For (1), the answer is almost always no; the combinatorial properties of open covers of $\mathbb{R}$ are far too restricted. Suppose that $M$ is compact and connected and such an $f$ and $\{U_\alpha\}$ exist. Let the image of $f$ be $[a,b]$. Each $U_\alpha$ is a union of disjoint intervals; by connectedness, only one of those disjoint intervals can intersect $[a,b]$. Restricting the codomain of $f$ to $[a,b]$, we may thus assume each $U_\alpha$ is a single interval.
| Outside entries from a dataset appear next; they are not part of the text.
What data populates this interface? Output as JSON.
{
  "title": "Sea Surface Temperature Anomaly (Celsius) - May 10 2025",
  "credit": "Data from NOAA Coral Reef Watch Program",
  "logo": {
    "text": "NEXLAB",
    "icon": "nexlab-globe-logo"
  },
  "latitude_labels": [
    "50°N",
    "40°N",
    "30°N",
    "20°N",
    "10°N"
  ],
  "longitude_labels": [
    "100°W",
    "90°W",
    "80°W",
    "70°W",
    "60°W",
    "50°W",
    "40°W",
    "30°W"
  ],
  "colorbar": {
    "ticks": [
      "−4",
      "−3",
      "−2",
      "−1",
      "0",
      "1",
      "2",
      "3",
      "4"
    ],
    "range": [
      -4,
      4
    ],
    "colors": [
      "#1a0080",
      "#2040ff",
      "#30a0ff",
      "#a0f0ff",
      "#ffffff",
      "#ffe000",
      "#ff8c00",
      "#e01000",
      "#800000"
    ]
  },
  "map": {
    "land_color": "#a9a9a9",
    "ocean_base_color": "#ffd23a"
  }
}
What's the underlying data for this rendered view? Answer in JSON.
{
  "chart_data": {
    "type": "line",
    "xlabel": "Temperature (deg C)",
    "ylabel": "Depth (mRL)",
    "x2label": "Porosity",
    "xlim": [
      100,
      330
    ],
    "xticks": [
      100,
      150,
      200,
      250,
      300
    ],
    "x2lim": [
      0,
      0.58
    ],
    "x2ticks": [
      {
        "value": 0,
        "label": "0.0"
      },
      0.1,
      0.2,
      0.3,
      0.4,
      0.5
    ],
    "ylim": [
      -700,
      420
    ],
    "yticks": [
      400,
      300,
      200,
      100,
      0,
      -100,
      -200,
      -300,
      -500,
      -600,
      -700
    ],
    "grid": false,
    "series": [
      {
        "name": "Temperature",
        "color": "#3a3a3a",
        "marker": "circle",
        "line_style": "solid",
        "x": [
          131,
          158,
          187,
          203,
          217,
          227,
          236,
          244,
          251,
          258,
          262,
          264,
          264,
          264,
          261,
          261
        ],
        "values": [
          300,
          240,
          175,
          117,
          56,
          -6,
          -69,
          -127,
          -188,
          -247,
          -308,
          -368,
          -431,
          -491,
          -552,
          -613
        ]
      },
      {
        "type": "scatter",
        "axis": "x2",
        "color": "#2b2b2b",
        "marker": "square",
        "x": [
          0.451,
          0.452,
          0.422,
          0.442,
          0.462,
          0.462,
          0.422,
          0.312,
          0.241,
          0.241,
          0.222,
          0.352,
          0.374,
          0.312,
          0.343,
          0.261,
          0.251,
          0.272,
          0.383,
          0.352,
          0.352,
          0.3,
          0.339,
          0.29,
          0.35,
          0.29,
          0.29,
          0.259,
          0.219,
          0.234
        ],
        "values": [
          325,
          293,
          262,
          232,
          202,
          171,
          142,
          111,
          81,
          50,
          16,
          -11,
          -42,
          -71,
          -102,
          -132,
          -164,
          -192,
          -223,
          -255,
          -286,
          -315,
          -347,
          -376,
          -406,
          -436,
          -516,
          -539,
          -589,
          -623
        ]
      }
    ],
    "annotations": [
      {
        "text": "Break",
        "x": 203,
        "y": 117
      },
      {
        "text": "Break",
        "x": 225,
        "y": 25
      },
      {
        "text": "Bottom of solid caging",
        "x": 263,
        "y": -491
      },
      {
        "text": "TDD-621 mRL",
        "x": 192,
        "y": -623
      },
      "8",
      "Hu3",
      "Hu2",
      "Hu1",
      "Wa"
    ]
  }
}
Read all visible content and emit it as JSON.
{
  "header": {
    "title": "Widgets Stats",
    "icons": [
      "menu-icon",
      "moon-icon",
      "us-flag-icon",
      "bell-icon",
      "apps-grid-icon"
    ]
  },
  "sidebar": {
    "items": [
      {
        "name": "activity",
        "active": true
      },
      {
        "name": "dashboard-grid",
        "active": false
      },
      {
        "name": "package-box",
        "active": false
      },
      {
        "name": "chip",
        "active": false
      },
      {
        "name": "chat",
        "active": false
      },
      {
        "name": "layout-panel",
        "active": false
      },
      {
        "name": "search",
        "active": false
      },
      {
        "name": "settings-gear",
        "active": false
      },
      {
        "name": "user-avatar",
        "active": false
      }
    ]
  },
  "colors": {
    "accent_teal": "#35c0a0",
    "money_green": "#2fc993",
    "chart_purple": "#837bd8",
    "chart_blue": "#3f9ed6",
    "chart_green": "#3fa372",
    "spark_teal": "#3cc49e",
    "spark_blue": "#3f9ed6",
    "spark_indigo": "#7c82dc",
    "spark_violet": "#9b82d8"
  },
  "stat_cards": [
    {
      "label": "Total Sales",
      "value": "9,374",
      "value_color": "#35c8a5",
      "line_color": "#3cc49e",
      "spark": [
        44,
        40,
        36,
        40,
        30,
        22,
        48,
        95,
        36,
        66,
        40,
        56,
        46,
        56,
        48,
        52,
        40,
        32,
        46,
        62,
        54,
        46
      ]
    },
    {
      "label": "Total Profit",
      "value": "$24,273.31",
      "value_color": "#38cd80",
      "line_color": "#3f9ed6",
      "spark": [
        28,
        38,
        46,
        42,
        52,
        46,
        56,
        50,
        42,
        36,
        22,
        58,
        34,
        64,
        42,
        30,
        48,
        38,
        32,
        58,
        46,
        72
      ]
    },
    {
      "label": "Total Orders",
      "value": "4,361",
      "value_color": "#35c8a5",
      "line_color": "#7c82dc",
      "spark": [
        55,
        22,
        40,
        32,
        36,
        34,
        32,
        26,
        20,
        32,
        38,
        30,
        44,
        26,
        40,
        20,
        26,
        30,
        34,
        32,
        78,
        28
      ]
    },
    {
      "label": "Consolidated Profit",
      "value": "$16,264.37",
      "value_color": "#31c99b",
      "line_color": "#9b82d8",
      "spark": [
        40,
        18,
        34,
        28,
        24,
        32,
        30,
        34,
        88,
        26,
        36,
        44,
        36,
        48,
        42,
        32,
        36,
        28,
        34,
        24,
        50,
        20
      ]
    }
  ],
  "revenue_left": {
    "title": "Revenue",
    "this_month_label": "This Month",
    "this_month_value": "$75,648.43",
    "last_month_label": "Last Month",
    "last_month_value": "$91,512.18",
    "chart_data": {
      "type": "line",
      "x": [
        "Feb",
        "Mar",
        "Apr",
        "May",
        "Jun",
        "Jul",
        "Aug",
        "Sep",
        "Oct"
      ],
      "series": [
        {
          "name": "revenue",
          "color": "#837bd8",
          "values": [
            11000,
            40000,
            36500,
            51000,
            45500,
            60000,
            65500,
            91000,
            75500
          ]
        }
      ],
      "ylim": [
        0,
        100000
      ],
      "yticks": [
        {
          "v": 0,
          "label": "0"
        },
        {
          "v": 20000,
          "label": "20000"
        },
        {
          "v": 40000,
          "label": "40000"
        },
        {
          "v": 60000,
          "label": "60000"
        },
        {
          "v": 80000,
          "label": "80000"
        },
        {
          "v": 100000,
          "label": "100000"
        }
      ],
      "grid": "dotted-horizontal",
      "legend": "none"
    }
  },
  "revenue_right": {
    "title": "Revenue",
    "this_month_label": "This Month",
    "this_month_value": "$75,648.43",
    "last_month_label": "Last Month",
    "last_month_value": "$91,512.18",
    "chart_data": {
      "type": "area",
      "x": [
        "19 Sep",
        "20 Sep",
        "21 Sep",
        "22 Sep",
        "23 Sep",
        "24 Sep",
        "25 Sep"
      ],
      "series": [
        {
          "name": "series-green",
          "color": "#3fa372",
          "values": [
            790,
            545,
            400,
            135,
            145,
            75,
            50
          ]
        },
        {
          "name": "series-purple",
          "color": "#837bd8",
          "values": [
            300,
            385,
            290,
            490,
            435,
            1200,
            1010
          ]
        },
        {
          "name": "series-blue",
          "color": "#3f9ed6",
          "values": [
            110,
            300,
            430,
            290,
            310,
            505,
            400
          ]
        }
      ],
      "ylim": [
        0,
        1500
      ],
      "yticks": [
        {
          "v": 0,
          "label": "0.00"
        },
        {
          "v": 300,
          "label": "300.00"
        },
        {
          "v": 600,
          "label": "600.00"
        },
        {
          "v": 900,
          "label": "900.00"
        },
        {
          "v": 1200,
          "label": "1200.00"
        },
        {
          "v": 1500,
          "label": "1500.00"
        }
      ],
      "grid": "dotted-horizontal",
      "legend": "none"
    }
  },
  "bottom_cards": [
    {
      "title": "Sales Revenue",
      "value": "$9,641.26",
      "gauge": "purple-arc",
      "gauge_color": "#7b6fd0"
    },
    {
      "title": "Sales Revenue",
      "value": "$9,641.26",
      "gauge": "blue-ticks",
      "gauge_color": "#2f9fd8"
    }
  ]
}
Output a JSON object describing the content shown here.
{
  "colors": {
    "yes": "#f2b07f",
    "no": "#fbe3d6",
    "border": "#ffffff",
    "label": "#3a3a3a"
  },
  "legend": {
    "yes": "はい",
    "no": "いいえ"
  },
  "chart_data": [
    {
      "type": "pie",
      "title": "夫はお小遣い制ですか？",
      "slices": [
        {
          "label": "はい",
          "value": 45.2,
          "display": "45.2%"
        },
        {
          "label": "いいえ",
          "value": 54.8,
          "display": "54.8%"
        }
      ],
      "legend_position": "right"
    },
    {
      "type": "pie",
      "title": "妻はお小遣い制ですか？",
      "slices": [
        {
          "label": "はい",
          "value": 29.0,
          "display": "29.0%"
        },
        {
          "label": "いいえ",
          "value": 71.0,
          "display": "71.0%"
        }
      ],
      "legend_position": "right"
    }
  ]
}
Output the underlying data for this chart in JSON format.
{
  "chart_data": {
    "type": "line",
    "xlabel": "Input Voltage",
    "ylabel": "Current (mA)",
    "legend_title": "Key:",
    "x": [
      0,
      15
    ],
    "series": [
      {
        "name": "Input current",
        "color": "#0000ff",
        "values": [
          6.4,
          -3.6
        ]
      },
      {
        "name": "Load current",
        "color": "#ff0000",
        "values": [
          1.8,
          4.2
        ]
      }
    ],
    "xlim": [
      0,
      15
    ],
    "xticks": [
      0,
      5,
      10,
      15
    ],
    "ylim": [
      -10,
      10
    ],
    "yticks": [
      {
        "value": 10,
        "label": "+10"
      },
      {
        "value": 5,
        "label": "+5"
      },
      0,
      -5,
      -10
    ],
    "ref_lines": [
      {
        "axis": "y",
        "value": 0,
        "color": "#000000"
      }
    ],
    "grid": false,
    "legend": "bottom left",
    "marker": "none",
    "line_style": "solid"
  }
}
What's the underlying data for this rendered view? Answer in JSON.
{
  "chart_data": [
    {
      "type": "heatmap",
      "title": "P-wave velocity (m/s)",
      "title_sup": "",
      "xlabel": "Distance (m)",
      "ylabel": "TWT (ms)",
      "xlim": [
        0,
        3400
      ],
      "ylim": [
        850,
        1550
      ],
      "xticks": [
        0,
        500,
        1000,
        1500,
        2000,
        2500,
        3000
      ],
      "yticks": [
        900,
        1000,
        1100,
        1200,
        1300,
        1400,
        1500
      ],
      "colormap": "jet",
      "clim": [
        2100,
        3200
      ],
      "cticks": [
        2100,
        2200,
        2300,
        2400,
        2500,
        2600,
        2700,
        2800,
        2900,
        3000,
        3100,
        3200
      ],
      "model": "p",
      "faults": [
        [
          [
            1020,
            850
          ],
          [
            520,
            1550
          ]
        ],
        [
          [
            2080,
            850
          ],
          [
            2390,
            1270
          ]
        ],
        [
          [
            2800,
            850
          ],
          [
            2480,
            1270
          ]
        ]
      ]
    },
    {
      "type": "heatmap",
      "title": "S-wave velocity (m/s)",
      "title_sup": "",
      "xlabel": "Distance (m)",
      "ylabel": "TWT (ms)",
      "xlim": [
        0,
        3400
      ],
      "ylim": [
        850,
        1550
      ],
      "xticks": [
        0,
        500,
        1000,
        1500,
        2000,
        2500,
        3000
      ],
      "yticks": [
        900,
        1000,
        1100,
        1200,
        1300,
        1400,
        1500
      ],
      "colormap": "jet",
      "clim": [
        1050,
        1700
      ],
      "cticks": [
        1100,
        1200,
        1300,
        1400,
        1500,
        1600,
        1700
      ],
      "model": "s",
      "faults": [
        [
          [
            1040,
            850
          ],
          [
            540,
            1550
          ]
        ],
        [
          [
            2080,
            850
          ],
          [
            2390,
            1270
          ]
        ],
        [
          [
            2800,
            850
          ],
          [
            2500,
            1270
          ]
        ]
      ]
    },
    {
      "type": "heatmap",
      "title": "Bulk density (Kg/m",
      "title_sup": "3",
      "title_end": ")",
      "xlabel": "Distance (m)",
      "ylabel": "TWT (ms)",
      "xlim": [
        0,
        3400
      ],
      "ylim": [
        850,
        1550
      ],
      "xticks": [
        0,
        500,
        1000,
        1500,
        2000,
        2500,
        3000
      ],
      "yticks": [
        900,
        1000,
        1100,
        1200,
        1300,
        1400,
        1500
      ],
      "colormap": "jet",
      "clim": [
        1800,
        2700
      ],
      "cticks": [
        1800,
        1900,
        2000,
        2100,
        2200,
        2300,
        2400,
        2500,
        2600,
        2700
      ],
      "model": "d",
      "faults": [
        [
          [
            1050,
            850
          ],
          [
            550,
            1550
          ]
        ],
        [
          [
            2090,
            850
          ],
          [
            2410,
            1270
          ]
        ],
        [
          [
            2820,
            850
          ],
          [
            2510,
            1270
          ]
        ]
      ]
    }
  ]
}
Now take a minimal subcollection of $\{U_\alpha\}$ that still covers $[a,b]$: this will be a finite sequence of intervals $I_k=(x_k,y_k)$ going from left to right such that only consecutive intervals intersect. That is, we have $$x_1\leq x_2\leq y_1\leq x_3\leq y_2\leq x_4\leq y_3 \leq\dots$$

Let $U$ be the union of the $f^{-1}(I_k)$ for $k$ odd and $V$ be the union of the $f^{-1}(I_k)$ for $k$ even. Then both $U$ and $V$ are disjoint unions of copies of $\mathbb{R}^n$, and they cover $M$. This implies that the LS-category of $M$ must be at most 1. In particular, for instance, this implies that the cohomology of $M$ can have no nontrivial cup products. If $M$ is not compact, a similar (but a little bit more difficult) argument can be made to reach the same conclusion.